A. はい。アーユルヴェーダでは、季節によって体の状態は変化すると考えられているため、その時期に合った運動を取り入れることが勧められています。
「一年中同じ運動をしているのに、夏は疲れやすい。」
「冬になると体が重く感じる。」
そんな経験はありませんか?
実は、私たちの体は季節の影響を大きく受けています。
アーユルヴェーダでは、人間も自然の一部と考えられています。
気温や湿度、風の強さ、日照時間が変われば、体の状態も変化するため、一年中同じ生活を続けるのではなく、季節に合わせて過ごし方を調整することが健康につながるとされています。
春は、体を少しずつ目覚めさせる季節
冬の間は寒さから体を守るため、活動量が減りやすく、体の中に余分なものが溜まりやすい時期です。

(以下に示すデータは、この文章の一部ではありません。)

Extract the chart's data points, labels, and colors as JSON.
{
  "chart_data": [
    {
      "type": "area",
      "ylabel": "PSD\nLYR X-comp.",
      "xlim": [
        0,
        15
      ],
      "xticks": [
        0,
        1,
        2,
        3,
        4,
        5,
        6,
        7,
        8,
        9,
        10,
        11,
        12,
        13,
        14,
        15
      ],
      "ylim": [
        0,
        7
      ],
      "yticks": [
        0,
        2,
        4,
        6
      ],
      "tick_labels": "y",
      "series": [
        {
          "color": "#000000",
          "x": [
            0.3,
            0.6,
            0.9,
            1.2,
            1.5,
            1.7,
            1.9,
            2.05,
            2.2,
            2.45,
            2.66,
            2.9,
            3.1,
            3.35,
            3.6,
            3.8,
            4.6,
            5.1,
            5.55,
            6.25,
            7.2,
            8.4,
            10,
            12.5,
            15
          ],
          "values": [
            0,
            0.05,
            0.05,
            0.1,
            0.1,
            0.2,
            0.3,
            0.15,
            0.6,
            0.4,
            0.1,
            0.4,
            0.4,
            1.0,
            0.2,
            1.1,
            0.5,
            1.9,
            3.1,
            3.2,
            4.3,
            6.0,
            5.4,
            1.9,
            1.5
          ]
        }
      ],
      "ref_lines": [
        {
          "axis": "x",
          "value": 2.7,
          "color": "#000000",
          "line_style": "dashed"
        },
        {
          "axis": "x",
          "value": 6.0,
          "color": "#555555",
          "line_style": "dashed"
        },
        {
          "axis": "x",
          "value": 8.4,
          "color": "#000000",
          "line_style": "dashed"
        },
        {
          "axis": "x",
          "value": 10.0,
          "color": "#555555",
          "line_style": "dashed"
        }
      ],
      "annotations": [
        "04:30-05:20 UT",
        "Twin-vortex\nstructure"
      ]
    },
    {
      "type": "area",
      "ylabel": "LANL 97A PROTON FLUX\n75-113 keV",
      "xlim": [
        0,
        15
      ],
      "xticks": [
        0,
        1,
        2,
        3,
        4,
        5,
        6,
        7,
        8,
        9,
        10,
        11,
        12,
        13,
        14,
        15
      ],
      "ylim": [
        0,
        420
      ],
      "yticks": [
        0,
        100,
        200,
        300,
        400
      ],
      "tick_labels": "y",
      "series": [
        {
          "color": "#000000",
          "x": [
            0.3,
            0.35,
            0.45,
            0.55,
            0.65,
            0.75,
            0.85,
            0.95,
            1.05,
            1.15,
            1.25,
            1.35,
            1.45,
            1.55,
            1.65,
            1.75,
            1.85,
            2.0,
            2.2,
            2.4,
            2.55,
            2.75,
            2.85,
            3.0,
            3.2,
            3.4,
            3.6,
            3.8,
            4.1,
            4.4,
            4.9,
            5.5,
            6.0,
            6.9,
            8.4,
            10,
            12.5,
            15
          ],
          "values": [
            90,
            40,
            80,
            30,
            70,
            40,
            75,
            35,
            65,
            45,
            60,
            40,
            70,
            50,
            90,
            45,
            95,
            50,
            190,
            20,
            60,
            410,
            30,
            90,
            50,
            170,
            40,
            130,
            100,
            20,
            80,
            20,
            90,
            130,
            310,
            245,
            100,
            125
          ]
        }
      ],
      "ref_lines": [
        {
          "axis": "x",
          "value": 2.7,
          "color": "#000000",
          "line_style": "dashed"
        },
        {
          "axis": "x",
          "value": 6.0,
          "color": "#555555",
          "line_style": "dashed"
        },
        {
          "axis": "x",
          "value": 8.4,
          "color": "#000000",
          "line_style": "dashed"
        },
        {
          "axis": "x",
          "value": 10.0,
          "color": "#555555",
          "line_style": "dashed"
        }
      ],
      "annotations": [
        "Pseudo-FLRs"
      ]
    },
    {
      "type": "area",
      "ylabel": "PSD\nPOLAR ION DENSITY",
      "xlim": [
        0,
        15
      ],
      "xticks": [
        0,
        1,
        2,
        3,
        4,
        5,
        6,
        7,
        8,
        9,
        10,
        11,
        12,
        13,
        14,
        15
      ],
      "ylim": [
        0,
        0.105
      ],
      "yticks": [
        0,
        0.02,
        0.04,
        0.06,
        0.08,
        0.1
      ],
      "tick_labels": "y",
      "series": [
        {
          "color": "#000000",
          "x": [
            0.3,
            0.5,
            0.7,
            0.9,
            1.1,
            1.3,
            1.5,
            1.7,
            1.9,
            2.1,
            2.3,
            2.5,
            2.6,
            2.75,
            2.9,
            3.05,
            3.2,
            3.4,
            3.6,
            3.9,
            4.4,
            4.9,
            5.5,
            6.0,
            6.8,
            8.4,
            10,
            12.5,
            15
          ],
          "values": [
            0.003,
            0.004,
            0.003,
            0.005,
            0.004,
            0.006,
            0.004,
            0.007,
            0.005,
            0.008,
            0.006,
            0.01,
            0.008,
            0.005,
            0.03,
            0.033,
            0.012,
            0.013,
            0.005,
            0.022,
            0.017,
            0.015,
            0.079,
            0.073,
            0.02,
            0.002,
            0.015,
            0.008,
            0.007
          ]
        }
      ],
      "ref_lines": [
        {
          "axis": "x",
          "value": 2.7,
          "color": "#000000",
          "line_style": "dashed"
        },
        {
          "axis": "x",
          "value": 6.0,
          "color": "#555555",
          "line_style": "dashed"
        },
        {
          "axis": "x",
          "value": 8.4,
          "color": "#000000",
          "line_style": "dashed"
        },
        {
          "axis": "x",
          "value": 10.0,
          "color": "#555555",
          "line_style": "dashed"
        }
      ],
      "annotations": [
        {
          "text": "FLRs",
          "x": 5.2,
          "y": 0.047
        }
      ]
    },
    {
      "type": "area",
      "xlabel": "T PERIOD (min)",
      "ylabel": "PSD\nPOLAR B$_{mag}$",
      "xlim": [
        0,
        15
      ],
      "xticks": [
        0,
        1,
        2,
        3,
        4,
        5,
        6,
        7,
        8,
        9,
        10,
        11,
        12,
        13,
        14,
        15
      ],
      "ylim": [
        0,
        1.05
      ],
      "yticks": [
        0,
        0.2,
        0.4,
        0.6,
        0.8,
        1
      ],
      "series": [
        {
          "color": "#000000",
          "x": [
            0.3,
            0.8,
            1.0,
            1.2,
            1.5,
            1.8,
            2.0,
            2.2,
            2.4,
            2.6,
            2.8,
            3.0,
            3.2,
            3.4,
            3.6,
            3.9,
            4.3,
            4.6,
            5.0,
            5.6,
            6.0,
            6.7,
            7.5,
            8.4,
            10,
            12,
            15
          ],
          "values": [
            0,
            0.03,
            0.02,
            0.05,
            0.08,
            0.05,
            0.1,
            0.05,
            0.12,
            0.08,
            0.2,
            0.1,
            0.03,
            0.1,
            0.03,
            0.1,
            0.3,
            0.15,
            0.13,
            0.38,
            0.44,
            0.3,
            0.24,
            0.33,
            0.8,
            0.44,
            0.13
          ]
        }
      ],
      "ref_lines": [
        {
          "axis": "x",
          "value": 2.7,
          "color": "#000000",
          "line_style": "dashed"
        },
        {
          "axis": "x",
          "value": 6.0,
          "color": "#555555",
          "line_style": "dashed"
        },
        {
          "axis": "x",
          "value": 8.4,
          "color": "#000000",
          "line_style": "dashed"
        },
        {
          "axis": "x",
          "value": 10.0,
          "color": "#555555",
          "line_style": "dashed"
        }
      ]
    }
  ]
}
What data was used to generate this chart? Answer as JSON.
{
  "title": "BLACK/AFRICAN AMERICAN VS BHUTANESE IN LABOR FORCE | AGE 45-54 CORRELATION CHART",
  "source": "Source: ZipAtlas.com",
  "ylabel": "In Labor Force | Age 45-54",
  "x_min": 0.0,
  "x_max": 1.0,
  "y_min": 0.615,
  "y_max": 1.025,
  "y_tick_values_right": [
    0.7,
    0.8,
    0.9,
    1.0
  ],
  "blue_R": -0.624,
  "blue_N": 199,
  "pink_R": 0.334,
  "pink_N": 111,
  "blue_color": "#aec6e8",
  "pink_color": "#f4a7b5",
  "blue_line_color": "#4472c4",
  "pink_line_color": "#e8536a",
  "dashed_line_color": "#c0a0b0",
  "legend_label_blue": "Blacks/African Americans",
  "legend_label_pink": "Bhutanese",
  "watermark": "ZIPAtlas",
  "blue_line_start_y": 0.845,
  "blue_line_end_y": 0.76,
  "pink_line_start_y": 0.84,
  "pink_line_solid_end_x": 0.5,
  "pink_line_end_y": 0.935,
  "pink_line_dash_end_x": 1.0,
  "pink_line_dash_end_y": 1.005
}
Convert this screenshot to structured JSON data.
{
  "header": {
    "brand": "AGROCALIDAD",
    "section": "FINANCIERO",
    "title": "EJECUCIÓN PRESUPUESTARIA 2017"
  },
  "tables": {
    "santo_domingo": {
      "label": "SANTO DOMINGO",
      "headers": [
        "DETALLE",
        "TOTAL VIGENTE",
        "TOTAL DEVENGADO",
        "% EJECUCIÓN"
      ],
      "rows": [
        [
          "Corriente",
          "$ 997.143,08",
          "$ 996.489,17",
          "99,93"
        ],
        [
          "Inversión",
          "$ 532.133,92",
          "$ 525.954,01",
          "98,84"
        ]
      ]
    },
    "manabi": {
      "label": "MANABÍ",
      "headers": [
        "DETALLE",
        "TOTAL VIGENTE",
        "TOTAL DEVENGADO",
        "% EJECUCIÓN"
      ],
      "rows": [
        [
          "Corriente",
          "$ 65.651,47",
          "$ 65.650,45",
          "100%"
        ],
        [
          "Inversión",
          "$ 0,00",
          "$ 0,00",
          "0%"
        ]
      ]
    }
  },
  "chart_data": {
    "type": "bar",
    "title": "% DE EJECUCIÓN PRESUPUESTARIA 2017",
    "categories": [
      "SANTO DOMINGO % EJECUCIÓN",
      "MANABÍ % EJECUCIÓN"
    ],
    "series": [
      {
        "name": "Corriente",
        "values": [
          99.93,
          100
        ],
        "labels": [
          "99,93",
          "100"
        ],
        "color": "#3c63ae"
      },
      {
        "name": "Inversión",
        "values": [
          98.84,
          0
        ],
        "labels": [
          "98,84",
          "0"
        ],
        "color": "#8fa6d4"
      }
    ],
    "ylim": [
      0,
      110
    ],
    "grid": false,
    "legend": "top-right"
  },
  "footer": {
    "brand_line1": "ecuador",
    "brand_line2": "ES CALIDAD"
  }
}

春になると、その蓄えたものを外へ出そうとする働きが活発になります。
そのため、
- ウォーキング
- 軽いジョギング
- 少し汗ばむ程度の運動
などがおすすめです。
「冬より少しだけ活動量を増やす」くらいの意識で十分です。
夏は、無理をしないことが大切
暑い季節は体力を消耗しやすく、知らないうちにエネルギーが奪われています。
そのため、真昼の炎天下で長時間運動をしたり、息が切れるほど激しく体を動かしたりすることは、体への負担が大きくなります。
夏は、
- 朝の涼しい時間の散歩
- 室内でのストレッチ
- ゆったりしたヨガ
など、体に熱をため込みすぎない運動がおすすめです。
「今日は暑いから無理をしない」という判断も、健康を守る大切な選択です。
秋は、体を整える季節
暑さが落ち着き、運動を始めやすい季節です。
食欲も出てくる時期なので、ウォーキングや軽い筋力トレーニングなどを取り入れながら、体力づくりを始めるのにも向いています。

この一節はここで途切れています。